Lockdown through autistic eyes
By Samuel
When I heard that lockdown was first occurring in early 2020, in late March, I was partially mortified. I knew that I was going to end up being denied my freedom and suffer additional stress from the annoying activity from some of the residents I was living with.
One resident would every day play his music loud and start singing out of tune. The constant and endless noise was unbearable and ridiculous enough for me to frustrate over.
Lockdown is, in a sense, the equivalent of prison, only you’re not sharing your cell with violent criminals that commonly threaten your body and existence with their harmful and violent capacities. I’d say it’s like serving a sentence in a prison for falsely accused cellmates who are not truly dangerous enough to belong there.
It can be frustrating for me, sometimes, especially without coping techniques that I hadn’t yet developed at the beginning of this lockdown era. It can be even more frustrating and unbearable for people with less capacity and understanding than I have.
Some people have kicked off because of this, I’d imagine.

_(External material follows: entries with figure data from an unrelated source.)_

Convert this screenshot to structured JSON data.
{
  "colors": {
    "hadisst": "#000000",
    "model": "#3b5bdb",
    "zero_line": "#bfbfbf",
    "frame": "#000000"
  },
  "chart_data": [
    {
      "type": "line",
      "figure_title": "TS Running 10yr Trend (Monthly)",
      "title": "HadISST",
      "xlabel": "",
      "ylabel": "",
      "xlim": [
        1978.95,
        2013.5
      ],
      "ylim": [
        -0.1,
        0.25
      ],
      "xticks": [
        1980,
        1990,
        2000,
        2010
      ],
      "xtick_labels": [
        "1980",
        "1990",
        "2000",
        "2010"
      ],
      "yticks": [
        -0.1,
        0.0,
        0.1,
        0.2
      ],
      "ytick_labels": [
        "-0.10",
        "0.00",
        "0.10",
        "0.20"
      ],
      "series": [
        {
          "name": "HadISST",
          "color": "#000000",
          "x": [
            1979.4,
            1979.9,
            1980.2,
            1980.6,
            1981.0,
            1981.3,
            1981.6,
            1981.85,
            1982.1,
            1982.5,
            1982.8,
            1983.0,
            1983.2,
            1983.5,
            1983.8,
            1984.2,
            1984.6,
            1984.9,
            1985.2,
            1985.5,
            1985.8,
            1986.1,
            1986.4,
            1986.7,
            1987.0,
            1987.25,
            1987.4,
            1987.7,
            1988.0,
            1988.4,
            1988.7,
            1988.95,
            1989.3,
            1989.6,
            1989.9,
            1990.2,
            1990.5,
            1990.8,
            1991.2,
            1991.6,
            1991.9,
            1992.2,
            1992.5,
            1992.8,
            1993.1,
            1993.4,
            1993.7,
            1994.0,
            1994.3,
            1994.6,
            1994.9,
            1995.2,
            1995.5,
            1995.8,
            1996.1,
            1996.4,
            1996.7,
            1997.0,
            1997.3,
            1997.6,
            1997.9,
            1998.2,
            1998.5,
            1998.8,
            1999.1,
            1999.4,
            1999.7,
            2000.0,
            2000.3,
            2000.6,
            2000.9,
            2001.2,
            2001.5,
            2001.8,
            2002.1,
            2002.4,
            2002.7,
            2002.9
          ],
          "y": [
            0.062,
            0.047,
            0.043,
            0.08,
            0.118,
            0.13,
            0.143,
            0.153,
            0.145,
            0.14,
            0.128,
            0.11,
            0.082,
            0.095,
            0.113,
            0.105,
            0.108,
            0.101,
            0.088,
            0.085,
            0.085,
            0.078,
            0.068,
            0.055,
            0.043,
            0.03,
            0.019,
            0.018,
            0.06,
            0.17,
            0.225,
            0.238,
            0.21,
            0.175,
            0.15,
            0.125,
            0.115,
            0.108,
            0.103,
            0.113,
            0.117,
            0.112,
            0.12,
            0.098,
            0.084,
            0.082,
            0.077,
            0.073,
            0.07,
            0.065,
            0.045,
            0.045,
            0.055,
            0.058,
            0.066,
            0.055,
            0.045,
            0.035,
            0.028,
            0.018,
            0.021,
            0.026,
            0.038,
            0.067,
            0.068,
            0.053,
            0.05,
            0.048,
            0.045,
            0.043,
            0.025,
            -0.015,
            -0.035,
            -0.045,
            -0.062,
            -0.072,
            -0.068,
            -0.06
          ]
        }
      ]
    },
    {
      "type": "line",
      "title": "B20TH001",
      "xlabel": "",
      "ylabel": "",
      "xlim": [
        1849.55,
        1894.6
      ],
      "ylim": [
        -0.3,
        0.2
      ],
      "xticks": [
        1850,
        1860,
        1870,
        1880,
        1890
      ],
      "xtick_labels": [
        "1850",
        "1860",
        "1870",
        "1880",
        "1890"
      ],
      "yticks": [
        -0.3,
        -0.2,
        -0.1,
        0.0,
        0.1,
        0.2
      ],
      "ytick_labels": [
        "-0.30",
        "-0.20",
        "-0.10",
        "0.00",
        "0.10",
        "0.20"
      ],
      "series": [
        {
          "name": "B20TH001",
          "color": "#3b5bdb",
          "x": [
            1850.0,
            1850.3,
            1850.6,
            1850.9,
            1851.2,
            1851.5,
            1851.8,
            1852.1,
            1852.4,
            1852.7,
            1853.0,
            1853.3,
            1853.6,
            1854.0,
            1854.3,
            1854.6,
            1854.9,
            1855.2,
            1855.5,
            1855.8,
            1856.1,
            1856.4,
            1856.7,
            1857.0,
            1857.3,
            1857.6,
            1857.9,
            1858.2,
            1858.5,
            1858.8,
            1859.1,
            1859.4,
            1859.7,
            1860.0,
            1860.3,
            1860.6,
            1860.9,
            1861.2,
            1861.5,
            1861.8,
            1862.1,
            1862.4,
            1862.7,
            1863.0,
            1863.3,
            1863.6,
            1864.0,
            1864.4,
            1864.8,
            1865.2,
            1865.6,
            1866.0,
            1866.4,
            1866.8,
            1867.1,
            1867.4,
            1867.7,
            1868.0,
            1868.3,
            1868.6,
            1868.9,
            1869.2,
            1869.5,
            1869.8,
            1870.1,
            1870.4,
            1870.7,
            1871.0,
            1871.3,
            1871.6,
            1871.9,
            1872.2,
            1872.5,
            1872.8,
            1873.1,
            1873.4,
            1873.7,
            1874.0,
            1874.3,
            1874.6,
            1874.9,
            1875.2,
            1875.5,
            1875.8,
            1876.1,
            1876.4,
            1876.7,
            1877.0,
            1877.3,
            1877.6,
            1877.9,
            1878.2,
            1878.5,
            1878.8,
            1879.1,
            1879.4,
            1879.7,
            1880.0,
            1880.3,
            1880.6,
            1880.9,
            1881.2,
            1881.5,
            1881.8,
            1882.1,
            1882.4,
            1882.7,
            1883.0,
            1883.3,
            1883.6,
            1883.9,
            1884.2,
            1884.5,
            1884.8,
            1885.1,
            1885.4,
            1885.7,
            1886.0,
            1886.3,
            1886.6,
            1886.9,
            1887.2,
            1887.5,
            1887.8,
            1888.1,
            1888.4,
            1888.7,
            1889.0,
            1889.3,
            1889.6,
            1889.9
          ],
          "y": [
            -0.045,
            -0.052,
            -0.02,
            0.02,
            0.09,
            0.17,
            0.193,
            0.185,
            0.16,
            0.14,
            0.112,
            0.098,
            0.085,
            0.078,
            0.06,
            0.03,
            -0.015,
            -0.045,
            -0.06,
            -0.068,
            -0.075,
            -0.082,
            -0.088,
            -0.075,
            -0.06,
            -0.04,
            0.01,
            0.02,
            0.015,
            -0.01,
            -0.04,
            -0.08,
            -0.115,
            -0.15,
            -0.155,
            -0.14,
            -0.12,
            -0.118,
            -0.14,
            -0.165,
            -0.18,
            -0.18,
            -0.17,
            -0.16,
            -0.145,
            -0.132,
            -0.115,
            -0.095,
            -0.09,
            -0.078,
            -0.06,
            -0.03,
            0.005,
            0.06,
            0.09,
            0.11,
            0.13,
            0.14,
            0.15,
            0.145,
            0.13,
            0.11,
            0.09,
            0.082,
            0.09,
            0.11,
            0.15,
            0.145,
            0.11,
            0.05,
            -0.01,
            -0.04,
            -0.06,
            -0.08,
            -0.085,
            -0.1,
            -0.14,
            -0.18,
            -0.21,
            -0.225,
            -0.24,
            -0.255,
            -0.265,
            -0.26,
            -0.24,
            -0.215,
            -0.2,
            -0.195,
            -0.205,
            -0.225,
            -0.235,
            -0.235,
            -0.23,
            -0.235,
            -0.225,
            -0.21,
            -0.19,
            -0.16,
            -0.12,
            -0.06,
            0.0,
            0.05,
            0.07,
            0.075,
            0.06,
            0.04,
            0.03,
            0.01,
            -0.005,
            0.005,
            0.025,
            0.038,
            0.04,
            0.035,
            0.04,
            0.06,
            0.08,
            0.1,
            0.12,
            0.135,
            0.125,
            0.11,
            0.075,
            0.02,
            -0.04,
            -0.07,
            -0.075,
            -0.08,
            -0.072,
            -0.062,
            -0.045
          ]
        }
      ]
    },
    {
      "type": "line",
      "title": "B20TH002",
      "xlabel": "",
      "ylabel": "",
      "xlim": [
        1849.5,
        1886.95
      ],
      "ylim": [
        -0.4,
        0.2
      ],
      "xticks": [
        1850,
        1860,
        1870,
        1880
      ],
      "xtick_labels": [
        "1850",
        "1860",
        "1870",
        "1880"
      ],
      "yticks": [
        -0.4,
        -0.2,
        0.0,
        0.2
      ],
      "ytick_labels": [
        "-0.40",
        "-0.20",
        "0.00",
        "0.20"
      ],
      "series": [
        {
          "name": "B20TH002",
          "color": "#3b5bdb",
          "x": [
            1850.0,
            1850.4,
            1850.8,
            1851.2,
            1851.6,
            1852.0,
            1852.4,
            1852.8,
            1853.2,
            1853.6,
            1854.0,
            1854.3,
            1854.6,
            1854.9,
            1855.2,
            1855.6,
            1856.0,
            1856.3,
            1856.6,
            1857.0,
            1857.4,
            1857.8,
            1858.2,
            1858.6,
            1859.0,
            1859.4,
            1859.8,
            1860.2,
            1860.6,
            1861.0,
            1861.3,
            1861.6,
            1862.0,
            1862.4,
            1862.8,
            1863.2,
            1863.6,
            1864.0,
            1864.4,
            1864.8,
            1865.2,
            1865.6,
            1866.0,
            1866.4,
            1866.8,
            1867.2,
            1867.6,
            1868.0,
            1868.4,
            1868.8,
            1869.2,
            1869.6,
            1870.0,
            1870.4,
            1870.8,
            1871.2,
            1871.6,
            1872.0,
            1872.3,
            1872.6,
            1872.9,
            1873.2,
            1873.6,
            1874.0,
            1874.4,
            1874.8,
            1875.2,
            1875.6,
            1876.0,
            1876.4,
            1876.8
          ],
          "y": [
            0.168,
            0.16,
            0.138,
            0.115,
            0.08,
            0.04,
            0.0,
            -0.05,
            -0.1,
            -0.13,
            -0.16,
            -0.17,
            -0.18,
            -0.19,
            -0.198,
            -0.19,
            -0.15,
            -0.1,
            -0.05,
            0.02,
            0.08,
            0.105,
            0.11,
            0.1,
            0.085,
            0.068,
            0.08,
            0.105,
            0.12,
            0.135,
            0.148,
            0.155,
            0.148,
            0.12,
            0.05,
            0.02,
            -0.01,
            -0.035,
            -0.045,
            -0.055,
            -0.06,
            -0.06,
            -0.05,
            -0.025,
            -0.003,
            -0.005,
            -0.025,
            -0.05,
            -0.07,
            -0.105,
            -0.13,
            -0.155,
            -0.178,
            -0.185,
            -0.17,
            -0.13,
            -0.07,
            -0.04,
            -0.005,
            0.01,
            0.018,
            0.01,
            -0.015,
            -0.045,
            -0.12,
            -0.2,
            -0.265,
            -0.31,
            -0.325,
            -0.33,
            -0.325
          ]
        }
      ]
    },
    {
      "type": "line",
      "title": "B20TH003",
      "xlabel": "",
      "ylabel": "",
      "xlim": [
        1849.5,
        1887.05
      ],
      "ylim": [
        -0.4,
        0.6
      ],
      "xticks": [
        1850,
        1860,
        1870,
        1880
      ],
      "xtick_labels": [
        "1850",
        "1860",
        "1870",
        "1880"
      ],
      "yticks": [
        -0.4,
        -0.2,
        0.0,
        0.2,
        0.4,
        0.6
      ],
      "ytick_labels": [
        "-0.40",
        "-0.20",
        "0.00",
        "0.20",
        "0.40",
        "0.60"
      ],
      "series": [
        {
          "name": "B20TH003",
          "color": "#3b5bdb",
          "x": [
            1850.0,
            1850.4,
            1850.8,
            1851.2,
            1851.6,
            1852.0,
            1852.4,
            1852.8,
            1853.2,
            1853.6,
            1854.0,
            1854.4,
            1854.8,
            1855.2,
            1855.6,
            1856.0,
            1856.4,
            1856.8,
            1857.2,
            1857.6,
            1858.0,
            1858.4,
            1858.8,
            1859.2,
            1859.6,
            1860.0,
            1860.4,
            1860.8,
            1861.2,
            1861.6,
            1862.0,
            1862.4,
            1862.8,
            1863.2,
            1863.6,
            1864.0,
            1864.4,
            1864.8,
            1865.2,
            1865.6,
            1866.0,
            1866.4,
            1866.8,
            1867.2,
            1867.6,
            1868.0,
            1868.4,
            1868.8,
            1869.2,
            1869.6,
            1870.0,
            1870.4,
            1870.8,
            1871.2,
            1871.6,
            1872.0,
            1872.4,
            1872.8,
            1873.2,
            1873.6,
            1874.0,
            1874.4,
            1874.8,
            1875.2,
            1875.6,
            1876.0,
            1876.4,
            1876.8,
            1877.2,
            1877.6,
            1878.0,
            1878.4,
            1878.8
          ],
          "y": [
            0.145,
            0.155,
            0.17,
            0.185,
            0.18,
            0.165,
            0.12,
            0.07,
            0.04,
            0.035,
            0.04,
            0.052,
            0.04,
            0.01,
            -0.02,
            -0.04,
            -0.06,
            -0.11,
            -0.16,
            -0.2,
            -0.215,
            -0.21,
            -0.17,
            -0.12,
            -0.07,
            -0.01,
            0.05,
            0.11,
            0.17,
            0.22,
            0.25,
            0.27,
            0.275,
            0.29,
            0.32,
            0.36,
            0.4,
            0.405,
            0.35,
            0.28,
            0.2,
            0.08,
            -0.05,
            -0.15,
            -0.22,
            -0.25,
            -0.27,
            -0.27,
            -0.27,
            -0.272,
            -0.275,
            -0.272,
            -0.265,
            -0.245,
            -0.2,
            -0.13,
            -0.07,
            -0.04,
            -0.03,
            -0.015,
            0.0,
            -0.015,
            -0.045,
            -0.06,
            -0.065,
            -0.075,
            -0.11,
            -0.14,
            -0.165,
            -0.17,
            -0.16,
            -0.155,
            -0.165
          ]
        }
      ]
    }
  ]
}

On the other hand, the staff, the support workers and everyone else who supports people like us have made it well-understood that if they let us out, worse things would happen to us. Fatal severity, I mean. And by that, I’m referring directly to death. It was either death or a difficult journey back to normal.
Sometimes you do get very difficult and frustrating choices to make and often the best one still causes problems, whereas the other one leads to a worse path, one which even has the possibility of traumatising you.
I often look at myself with thoughts about making hard and emotionally painful choices. I tell myself, “You need to decide which choice feels like the worst one out of the two, and choose the other one, regardless of the consequences. Choose the lesser of the two severe examples.”
In a case like this one, you need to suffer lesser negatives to stay alive. Do what you need to do to survive.
The coronavirus disaster has clearly killed more than a million people, and England was probably said to have suffered the worst level of it. That’s what I perceived from what people were saying at the time.
During the opening stages of November in 2020, I was made aware that the disease was approaching Kent and that we’d be forced to reinstitute the inevitable possibility of lockdown. Another lockdown was ordered by Boris Johnson.
When the announcement was made on TV, I confess I wasn’t that upset, as long as we had a deadline for its final stages. And once those final stages were reached and breached, the lockdown would be removed. The date for that was said to be 2 December.
There’s always light at the end of the tunnel, as some people occasionally say. Light often represents hope, whereas darkness represents the opposite: despair and hopelessness.